The GAAP financial measures most directly comparable to adjusted net income (loss), adjusted net income (loss) available to common stockholders and adjusted net income (loss) per share are GAAP net income (loss), GAAP net income (loss) available to common stockholders and GAAP net income (loss) per common share - assuming dilution, respectively. 

To calculate operational net sales growth rates, which exclude the impact of foreign currency fluctuations, we convert actual net sales from local currency to U.S. dollars using constant foreign currency exchange rates in the current and prior period. To calculate organic net sales growth rates, we remove the impact of recent aforementioned acquisitions with no prior period related net sales from operational net sales. In addition, to calculate organic net sales growth rates, we remove from prior year, sales from product lines that we divested. The GAAP financial measure most directly comparable to operational net sales and organic net sales is net sales on a GAAP basis.

Reconciliations of each of these non-GAAP financial measures to the corresponding GAAP financial measure are included in the accompanying schedules.

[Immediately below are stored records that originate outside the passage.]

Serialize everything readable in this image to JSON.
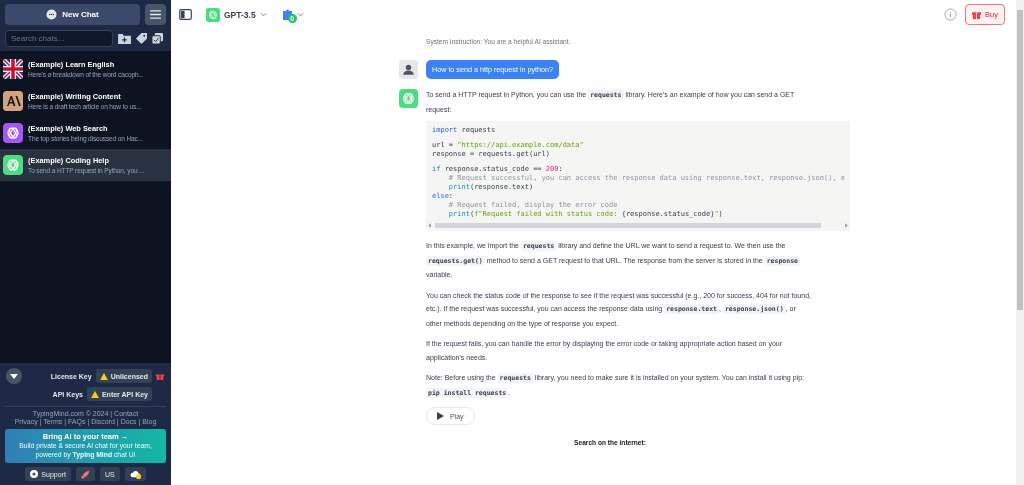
{
  "sidebar": {
    "new_chat": "New Chat",
    "search": {
      "placeholder": "Search chats..."
    },
    "chats": [
      {
        "title": "(Example) Learn English",
        "preview": "Here's a breakdown of the word cacoph...",
        "kind": "flag",
        "selected": false
      },
      {
        "title": "(Example) Writing Content",
        "preview": "Here is a draft tech article on how to us...",
        "kind": "anthropic",
        "selected": false
      },
      {
        "title": "(Example) Web Search",
        "preview": "The top stories being discussed on Hac...",
        "kind": "purple",
        "selected": false
      },
      {
        "title": "(Example) Coding Help",
        "preview": "To send a HTTP request in Python, you ...",
        "kind": "green",
        "selected": true
      }
    ],
    "license": {
      "label": "License Key",
      "value": "Unlicensed"
    },
    "api_keys": {
      "label": "API Keys",
      "value": "Enter API Key"
    },
    "footer": [
      "TypingMind.com © 2024 | Contact",
      "Privacy | Terms | FAQs | Discord | Docs | Blog"
    ],
    "promo": {
      "title": "Bring AI to your team →",
      "text": "Build private & secure AI chat for your team, powered by **Typing Mind** chat UI"
    },
    "bottom_buttons": [
      {
        "kind": "support",
        "label": "Support"
      },
      {
        "kind": "rocket"
      },
      {
        "kind": "lang",
        "label": "US"
      },
      {
        "kind": "cloud"
      }
    ]
  },
  "topbar": {
    "model": "GPT-3.5",
    "plugin_badge": "0",
    "buy": "Buy"
  },
  "chat": {
    "system": "System Instruction: You are a helpful AI assistant.",
    "user_message": "How to send a http request in python?",
    "intro": [
      {
        "kind": "text",
        "s": "To send a HTTP request in Python, you can use the "
      },
      {
        "kind": "code",
        "s": "requests"
      },
      {
        "kind": "text",
        "s": " library. Here's an example of how you can send a GET request:"
      }
    ],
    "code": [
      [
        [
          {
            "kind": "kw",
            "s": "import"
          },
          {
            "kind": "plain",
            "s": " requests"
          }
        ]
      ],
      [
        [
          {
            "kind": "plain",
            "s": "url = "
          },
          {
            "kind": "str",
            "s": "\"https://api.example.com/data\""
          }
        ],
        [
          {
            "kind": "plain",
            "s": "response = requests.get(url)"
          }
        ]
      ],
      [
        [
          {
            "kind": "kw",
            "s": "if"
          },
          {
            "kind": "plain",
            "s": " response.status_code == "
          },
          {
            "kind": "num",
            "s": "200"
          },
          {
            "kind": "plain",
            "s": ":"
          }
        ],
        [
          {
            "kind": "comment",
            "s": "    # Request successful, you can access the response data using response.text, response.json(), e"
          }
        ],
        [
          {
            "kind": "fn",
            "s": "    print"
          },
          {
            "kind": "plain",
            "s": "(response.text)"
          }
        ],
        [
          {
            "kind": "kw",
            "s": "else"
          },
          {
            "kind": "plain",
            "s": ":"
          }
        ],
        [
          {
            "kind": "comment",
            "s": "    # Request failed, display the error code"
          }
        ],
        [
          {
            "kind": "fn",
            "s": "    print"
          },
          {
            "kind": "plain",
            "s": "("
          },
          {
            "kind": "str",
            "s": "f\"Request failed with status code: "
          },
          {
            "kind": "plain",
            "s": "{response.status_code}"
          },
          {
            "kind": "str",
            "s": "\""
          },
          {
            "kind": "plain",
            "s": ")"
          }
        ]
      ]
    ],
    "paragraphs": [
      [
        {
          "kind": "text",
          "s": "In this example, we import the "
        },
        {
          "kind": "code",
          "s": "requests"
        },
        {
          "kind": "text",
          "s": " library and define the URL we want to send a request to. We then use the "
        },
        {
          "kind": "code",
          "s": "requests.get()"
        },
        {
          "kind": "text",
          "s": " method to send a GET request to that URL. The response from the server is stored in the "
        },
        {
          "kind": "code",
          "s": "response"
        },
        {
          "kind": "text",
          "s": " variable."
        }
      ],
      [
        {
          "kind": "text",
          "s": "You can check the status code of the response to see if the request was successful (e.g., 200 for success, 404 for not found, etc.). If the request was successful, you can access the response data using "
        },
        {
          "kind": "code",
          "s": "response.text"
        },
        {
          "kind": "text",
          "s": ", "
        },
        {
          "kind": "code",
          "s": "response.json()"
        },
        {
          "kind": "text",
          "s": ", or other methods depending on the type of response you expect."
        }
      ],
      [
        {
          "kind": "text",
          "s": "If the request fails, you can handle the error by displaying the error code or taking appropriate action based on your application's needs."
        }
      ],
      [
        {
          "kind": "text",
          "s": "Note: Before using the "
        },
        {
          "kind": "code",
          "s": "requests"
        },
        {
          "kind": "text",
          "s": " library, you need to make sure it is installed on your system. You can install it using pip: "
        },
        {
          "kind": "code",
          "s": "pip install requests"
        },
        {
          "kind": "text",
          "s": "."
        }
      ]
    ],
    "play": "Play",
    "search_label": "Search on the internet:"
  }
}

Management uses these supplemental non-GAAP financial measures to evaluate performance period over period, to analyze the underlying trends in our business, to assess our performance relative to our competitors and to establish operational goals and forecasts that are used in allocating resources. In addition, management uses these non-GAAP financial measures to further its understanding of the performance of our operating segments. With the exception of the impact of the recent aforementioned acquisitions and divestitures, the adjustments excluded from our non-GAAP financial measures are consistent with those excluded from our operating segments' measures of net sales and profit or loss. These adjustments are excluded from the segment measures reported to our chief operating decision maker that are used to make operating decisions and assess performance.

We believe that presenting adjusted net income (loss), adjusted net income (loss) available to common stockholders, and adjusted net income (loss) per share, operational net sales and organic net sales, in addition to the corresponding GAAP financial measures, provides investors greater transparency to the information used by management for its operational decision-making and allows investors to see our results "through the eyes" of management. We further believe that providing this information assists our investors in understanding our operating performance and the methodology used by management to evaluate and measure such performance.